Not sure this is what you were looking for or not. Went to your public profile are to see if you had posted an e-mail address. Finding none, I posted these abbreviated comments while waiting for dad to get ready. (Taking him to get the car cleaned, see his doctor,pick up medicine, and do some shopping on base.) Hope they are of some help.

P.S.
Have also downloaded QuarkXPress to see what it can but will like not be able to get to it (or a closer look at PDFClerk Pro) this week.

Nov 24, 2009 9:21 AM in response to Jon Walker

Jon,

First my apologies. I haven't looked at iCalamus yet. Bit of a problem with Aperture -- it's not loading a file and after over one hour and three different techs, no luck. I'll get to it as soon as I can.

Thanks for all the detailed information. It's a bit disappointing because none of the options seems a great application for writing a book.

I've updated my profile.

Scott

Nov 24, 2009 11:24 AM in response to Scott Grabinger

Scott

I highly advise against using a DTP like Word Processor to write a book.

Even if you have a visual book with a great deal of images, it is best to separate the two processes of graphics creation and writing. Once you have the "Words and Music" sorted out, then orchestrate them in a full layout program, if you must.
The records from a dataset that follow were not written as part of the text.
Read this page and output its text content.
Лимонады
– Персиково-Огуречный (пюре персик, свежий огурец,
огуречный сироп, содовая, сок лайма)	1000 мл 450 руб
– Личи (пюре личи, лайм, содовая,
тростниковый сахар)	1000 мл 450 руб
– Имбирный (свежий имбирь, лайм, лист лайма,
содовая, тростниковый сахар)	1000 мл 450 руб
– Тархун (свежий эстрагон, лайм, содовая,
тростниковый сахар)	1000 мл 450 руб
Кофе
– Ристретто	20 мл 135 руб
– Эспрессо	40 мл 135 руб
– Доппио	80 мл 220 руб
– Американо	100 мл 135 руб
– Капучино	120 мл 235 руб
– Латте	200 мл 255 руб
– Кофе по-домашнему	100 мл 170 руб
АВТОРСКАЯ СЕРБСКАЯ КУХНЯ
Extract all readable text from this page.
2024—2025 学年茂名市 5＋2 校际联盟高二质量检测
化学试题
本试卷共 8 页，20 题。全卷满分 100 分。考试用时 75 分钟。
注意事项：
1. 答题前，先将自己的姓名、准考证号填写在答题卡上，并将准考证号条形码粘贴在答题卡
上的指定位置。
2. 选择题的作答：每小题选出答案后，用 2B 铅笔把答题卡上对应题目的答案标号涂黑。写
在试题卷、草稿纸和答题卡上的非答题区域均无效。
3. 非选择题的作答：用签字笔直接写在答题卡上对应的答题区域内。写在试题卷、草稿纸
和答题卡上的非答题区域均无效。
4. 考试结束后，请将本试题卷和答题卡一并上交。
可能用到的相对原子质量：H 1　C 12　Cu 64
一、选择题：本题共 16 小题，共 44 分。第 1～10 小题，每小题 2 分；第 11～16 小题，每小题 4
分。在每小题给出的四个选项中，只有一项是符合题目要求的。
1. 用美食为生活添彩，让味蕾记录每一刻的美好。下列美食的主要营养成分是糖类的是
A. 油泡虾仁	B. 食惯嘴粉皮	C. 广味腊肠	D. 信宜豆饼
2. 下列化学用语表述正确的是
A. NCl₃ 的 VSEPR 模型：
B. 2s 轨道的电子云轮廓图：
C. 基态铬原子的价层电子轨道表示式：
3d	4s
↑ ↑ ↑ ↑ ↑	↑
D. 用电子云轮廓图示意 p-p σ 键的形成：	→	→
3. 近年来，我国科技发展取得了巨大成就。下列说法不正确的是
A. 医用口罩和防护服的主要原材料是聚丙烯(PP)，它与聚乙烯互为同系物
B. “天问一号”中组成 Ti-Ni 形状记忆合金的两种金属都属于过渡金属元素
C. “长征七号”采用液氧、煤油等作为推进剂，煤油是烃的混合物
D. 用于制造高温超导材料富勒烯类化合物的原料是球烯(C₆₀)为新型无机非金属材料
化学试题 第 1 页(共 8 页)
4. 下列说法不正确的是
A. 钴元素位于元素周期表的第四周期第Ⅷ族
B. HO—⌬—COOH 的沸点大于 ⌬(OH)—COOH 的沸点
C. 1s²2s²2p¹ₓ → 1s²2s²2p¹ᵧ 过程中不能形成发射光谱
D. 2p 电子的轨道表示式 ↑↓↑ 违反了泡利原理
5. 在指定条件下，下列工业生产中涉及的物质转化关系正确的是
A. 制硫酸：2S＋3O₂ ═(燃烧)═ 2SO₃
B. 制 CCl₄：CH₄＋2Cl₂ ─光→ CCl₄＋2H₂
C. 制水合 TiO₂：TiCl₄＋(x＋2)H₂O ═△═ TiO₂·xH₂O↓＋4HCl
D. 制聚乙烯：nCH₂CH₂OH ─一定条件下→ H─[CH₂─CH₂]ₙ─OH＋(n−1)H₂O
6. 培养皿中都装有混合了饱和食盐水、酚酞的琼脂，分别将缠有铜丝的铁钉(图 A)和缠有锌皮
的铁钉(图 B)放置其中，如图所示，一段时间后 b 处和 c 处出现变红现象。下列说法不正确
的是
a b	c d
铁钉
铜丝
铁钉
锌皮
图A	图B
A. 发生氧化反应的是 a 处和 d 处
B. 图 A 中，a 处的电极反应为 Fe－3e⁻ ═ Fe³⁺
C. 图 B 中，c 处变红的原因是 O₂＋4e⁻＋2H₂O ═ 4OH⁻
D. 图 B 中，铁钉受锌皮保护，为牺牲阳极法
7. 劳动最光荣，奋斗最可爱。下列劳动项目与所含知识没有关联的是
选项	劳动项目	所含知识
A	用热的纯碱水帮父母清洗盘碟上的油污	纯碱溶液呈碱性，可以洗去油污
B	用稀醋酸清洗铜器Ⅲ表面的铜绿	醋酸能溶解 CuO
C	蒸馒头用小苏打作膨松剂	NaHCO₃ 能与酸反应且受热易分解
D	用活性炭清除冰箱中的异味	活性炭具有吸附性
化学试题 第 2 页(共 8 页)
If it is a commercial publication, few publishers want the world's best author churning out the world's worst DTP. No matter what it says on the +"New Improved, 50% whiter DTP Software, - Now with added verbs!"+

For Authors the best choices are Scrivener and Ulysses :

http://www.freeforum101.com/iworktipsntrick/viewtopic.php?t=47&mforum=iworktipsn trick

Peter

Nov 25, 2009 7:25 AM in response to Scott Grabinger

Thanks for all the detailed information. It's a bit disappointing because none of the options seems a great application for writing a book.




Not a problem, Scott. Didn't really take detailed notes or make an intensive study in this case. While it may be disappointing that no one application seems to be well suited for all aspects of authoring, layout, book building, and export to all hard/soft copy paper/electronic publishing mediums, this is probably to be expected at this time. The requirements for such a universal multi-purposing application are still being defined by writers, publishers, and device manufacturers.

Probably doesn't help you but here is a quick FYI... At 4:28 EST this AM received word that Amazon had just released an update for older Kindle devices which includes a PDF reader. Am currently scrambling to sideload a number of files to my Kindle 2 for testing while out of town attending the "clan gathering" tomorrow. Preliminary tests indicate the Pages dynamic annotation, auto generated TOC may not be compatible with it but then, it wan't compatible AZW files based on its use either. (Will likely have to test a manually generated bookmark-hyperlink TOC alternative sometime after I return.) In any case, am now leaning towards PDF as a multi-purpose, single format export and keeping Pages as my application of preference for eBooks. Realize this does not really suit your needs where printed documents and/or dealing with printers/publishers having specific commercial requirements are concerned. Still, thought it might be of interest if considering publishing for mobile devices down the road since it seems that some sort of PDF reader software is being included to almost all newly/soon-to-be released eBook devices.




User uploaded file

Nov 25, 2009 10:20 AM in response to Scott Grabinger

none of the options seems a great application for writing a book.


It might be helpful to find someone who has done a lot of the same thing you want to do and see what they use. For example, if it were an ebook, these folks have done a number

http://www.takecontrolbooks.com/

I know that their process uses Word (both Mac and Windows for different purposes) and then Adobe Acrobat to create the pdfs.